To build a healthy body, the future World Party, demands a healthy method. These Conferences, in their strong as well as their weak poionts, will have taught those revolutionaries who “have not forgotten how to learn” as Rosa Luxemburg said, what such a method is[9].

Sven



[1] “Lutte Ouvrière”, the main Trotskyist organisation in France, holds an annual jamboree outside Paris, more on the lines of a country fair than a political event. To give an image of “democratic tolerance”, a whole range of “left” organisations are given the opportunity to run a stand for the sale of their press, and to hold public meetings to defend their positions. The ICC has always gone to these events, to denounce the anti-working-class nature of the Trotskyists’ activity and to defend internationalist positions. Three years ago, the inevitable happened: an ICC militant unmasked LO’s wretched attempts to deny their support for Mitterand’s election in 1981 - and in a way which left no doubt about LO’s duplicity. Since then the ICC has been banned from holding either stand or forums.

[2] The texts and proceedings of the International Conferences of the Communist Left (held between 1977 and 1980) can be obtained from the ICC’s addresses. We have also dealt with the main questions raised by the conferences in several issues of the International Review.

[3] Formally, these conferences were initiated by BC. But BC was not the only one to share the concern for regroupment. Révolution Internationale, which was later to form the ICC’s French section, had already called on BC, as one of the historic currents within the proletariat, to begin regrouping the scattered proletarian forces of the day. In 1972, at the initiative of Inter (later the ICC’s US section), a series of conferences and correspondance began - which led eventually to the creation of the Revolutionary Perspectives group on the one hand and to the formation of the ICC in 1975, on the other.

[4] If we count the groups which took part by correspondence, then we can also include: the FOR (Ferment Ouvrier Révolutionnaire); För Komunismen and Forbundet Arbetarmakt, from Sweden; the Nuclei Leninisti Internazionalisti and Il Leninista, from Italy; the Organisation Communiste Révolutionnaire Internationaliste d’Algérie; the Groupe Communiste Internationaliste, from Belgium; and the Groupe Communiste L’Eveil Internationaliste, from France.

[5] Bulletin Préparatoire no 1 de la 3e Conférence des Groupes de la Gauche Communiste, November 1979. It’s worth pointing out that these criteria were proposed by the ICC as a starting point for the first Conferences, not by BC.

[6] Following our “exclusion” from the Conferences, in an article “Sectarianism, a heritage of the counter-revolution to be overcome”, we wrote:

For revolutionaries, to remain silent is to deny their very existence.

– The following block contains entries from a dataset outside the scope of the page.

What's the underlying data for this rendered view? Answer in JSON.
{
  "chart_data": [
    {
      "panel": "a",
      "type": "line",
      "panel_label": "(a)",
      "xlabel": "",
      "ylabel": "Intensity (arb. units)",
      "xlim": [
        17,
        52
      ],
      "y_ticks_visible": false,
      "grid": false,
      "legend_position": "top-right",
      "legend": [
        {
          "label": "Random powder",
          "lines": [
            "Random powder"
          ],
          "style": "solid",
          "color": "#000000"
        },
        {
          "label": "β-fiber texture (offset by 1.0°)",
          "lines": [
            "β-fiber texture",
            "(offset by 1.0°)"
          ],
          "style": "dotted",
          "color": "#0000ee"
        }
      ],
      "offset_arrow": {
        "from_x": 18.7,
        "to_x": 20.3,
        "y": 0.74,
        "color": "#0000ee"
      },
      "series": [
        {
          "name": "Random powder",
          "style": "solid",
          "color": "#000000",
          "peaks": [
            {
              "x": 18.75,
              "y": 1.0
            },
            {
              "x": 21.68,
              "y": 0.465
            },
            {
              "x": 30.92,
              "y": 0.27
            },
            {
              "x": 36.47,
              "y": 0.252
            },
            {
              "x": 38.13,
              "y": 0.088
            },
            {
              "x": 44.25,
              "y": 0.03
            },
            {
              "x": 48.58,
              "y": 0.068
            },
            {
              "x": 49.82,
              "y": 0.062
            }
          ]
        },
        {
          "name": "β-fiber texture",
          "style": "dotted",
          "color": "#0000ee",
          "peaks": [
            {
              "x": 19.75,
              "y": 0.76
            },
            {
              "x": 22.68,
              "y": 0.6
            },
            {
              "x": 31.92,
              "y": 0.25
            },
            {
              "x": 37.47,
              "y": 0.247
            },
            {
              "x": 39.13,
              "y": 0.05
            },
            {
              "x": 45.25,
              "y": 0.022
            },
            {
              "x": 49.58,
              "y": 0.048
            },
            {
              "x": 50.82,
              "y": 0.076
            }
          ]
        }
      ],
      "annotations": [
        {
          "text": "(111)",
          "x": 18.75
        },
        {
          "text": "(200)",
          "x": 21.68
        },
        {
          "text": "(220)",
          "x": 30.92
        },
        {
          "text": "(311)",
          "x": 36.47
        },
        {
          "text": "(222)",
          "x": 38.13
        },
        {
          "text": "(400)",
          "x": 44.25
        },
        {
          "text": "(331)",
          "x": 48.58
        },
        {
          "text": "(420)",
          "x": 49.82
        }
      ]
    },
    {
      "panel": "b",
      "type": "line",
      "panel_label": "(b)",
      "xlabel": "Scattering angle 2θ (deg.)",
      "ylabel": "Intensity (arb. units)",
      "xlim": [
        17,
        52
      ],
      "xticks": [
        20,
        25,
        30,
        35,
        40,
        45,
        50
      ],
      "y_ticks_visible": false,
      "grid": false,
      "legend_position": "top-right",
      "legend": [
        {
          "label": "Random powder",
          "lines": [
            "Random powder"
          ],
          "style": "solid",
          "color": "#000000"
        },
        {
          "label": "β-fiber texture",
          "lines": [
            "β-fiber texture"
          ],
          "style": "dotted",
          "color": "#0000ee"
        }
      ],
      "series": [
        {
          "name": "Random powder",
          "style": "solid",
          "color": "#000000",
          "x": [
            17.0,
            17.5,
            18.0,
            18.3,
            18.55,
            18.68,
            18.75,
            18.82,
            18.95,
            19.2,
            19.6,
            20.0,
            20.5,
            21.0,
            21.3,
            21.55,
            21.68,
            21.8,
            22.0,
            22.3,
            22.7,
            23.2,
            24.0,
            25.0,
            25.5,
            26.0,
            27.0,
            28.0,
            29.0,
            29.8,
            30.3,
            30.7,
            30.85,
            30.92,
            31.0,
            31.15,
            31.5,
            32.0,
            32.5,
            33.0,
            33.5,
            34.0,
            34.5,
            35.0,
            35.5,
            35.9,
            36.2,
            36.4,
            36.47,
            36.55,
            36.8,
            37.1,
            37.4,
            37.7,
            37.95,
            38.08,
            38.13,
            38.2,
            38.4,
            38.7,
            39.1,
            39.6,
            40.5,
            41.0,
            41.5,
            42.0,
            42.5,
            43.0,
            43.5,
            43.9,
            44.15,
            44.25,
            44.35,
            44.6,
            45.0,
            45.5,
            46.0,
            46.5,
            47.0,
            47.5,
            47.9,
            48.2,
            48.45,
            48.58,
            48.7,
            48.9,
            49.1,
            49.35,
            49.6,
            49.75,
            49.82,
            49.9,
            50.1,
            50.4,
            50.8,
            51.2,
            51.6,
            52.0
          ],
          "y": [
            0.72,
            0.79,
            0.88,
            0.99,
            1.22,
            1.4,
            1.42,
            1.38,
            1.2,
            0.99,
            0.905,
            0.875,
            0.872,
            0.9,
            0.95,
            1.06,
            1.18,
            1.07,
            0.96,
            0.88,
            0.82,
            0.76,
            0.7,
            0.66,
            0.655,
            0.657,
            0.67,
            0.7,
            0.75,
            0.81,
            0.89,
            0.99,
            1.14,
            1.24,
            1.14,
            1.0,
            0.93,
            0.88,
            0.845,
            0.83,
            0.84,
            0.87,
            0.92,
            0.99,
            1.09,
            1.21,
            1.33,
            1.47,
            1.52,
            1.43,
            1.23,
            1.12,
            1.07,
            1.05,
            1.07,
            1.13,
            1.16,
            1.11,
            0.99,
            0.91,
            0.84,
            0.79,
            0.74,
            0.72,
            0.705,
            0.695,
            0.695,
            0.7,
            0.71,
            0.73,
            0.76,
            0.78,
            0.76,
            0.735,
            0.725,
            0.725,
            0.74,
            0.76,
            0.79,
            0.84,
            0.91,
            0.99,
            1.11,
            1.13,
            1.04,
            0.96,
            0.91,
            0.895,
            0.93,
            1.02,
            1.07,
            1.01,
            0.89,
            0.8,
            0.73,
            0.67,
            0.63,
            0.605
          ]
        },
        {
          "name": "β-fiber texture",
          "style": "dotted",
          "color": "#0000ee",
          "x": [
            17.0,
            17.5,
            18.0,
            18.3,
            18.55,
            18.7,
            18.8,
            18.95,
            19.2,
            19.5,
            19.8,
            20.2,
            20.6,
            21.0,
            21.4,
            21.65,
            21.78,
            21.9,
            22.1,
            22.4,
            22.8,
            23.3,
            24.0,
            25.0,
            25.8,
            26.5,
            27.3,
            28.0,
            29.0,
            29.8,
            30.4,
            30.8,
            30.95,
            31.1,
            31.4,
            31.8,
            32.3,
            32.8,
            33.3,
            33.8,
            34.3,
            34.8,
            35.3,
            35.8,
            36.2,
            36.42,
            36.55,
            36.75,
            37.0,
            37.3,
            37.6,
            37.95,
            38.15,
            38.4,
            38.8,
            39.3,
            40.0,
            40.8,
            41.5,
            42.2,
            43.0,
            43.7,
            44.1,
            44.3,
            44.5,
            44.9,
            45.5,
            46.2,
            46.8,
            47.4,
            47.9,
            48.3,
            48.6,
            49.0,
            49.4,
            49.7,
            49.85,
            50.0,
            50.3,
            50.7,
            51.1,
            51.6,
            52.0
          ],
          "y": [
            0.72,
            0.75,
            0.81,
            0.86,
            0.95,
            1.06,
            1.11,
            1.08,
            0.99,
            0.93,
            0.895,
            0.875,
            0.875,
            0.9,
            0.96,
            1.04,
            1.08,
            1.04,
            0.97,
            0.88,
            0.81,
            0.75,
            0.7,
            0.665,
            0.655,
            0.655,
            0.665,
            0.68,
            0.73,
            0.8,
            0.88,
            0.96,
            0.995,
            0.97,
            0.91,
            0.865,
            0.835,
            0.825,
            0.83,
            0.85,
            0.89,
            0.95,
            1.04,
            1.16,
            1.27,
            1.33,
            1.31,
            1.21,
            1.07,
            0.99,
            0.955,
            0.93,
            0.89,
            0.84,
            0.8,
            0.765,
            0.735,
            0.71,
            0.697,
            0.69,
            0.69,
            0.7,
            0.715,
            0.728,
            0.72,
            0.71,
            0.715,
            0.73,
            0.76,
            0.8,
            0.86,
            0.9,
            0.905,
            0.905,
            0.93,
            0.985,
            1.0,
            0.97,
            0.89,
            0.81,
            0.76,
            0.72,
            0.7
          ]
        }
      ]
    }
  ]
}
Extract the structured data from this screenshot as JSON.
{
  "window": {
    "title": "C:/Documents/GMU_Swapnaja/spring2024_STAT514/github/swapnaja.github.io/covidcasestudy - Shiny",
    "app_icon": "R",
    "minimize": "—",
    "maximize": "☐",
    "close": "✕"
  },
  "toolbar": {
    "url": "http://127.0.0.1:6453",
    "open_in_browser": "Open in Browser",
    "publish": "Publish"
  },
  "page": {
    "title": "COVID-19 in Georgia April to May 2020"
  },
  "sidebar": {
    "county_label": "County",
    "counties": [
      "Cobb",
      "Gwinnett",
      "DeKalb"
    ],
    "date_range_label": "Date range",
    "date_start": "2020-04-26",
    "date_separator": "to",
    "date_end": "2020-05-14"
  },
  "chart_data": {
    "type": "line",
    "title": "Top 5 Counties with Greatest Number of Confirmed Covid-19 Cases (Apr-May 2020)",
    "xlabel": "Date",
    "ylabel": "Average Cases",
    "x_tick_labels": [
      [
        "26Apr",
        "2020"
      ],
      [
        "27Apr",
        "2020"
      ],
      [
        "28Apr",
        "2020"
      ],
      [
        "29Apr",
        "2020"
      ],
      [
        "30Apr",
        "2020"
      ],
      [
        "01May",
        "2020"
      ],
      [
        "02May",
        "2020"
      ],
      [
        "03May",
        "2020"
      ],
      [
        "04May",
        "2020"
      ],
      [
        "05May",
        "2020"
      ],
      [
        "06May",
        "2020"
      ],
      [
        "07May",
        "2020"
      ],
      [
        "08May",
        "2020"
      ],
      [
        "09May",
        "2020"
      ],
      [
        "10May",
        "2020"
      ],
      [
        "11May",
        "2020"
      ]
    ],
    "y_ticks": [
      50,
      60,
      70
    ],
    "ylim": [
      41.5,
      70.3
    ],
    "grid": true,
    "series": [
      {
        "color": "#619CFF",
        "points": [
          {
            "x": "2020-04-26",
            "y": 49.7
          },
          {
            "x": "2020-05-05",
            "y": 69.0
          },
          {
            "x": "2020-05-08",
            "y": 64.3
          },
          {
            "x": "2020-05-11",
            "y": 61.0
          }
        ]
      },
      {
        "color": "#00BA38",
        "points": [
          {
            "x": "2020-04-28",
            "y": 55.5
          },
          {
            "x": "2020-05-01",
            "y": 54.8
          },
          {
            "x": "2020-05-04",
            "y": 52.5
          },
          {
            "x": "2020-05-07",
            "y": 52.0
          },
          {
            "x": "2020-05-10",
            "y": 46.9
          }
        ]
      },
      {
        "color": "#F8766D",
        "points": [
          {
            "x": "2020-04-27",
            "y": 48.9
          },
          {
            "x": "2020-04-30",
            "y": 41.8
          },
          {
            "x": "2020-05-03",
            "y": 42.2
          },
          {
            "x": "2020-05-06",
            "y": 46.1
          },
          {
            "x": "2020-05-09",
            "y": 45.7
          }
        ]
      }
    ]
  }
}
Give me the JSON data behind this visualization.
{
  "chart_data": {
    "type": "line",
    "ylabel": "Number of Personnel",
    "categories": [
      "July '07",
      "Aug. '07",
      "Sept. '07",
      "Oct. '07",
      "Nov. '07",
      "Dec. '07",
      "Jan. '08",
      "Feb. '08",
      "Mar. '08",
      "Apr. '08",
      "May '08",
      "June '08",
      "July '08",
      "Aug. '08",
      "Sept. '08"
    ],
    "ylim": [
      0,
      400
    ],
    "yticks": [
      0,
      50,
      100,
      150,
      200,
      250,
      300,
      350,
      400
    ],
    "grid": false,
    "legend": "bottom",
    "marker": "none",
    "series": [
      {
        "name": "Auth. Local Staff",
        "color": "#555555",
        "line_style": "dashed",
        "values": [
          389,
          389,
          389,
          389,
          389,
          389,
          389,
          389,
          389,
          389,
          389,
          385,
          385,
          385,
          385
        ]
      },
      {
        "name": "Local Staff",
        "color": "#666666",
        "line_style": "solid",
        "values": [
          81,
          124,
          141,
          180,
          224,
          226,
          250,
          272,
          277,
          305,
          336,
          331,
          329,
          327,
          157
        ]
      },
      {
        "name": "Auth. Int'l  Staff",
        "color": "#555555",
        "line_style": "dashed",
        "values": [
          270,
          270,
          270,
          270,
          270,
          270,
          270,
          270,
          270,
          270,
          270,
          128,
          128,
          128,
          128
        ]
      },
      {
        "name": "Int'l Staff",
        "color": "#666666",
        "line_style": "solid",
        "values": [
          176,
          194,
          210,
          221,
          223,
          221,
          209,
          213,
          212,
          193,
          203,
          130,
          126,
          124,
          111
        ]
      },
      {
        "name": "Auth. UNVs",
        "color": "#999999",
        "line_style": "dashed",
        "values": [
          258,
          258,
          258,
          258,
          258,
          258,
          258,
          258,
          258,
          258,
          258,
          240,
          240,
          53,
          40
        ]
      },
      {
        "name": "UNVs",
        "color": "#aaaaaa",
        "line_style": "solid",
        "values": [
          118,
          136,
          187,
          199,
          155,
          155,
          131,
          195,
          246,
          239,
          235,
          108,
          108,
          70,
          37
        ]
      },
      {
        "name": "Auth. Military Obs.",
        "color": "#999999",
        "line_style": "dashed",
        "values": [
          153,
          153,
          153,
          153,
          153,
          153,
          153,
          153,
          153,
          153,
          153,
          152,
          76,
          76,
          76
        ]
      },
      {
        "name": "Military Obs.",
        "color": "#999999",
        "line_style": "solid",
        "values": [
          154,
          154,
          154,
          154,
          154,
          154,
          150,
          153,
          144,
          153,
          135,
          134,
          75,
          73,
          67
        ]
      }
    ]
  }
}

Communists have nothing to hide from their class. Before the class, whose vanguard they aim to be, they take responsability for their acts and their convictions.

This is why the next Conferences will have to break with the habit of “silence” of the previous three.

They will have to be able to assert CLEARLY, and take responsibility for the result of their work, not in hundreds of pages of Conference proceedings, but in short resolutions, whether these results be the clarification of DISAGREEMENTS or COMMON positions, shared by all the groups.

The inability of the Conferences to put down the real content of the disagreements between the groups, in black and white, was an expression of their weakness.

The jealous silence of the 3rd Conference on the question of the war is shameful.

The next Conferences will have to be able to take their responsabilities, if they hope to be viable”.

(...)

““But watch out!”, the partisans of silence say to us. “We are not going to sign with just anyone! We are not opportunists!”. And we answer them: opportunism means betraying principles at the first opportunity. What we propose is not to betray a principle [internationalism], but to assert it with all our strength” (International Review no 22, 3rd quarter 1980).

[7] We have not the space here to go into the sorry story of the 4th Conference. See International Review nos 40/41.

[8] If it has not done so already. The last two issues of WV have borne no trace of the CBG’s “regular contributions”.

[9] ICC Letter after the 3rd Conference, in the Proceedings of the 3rd Conference of Groups of the Communist Left, May 1980.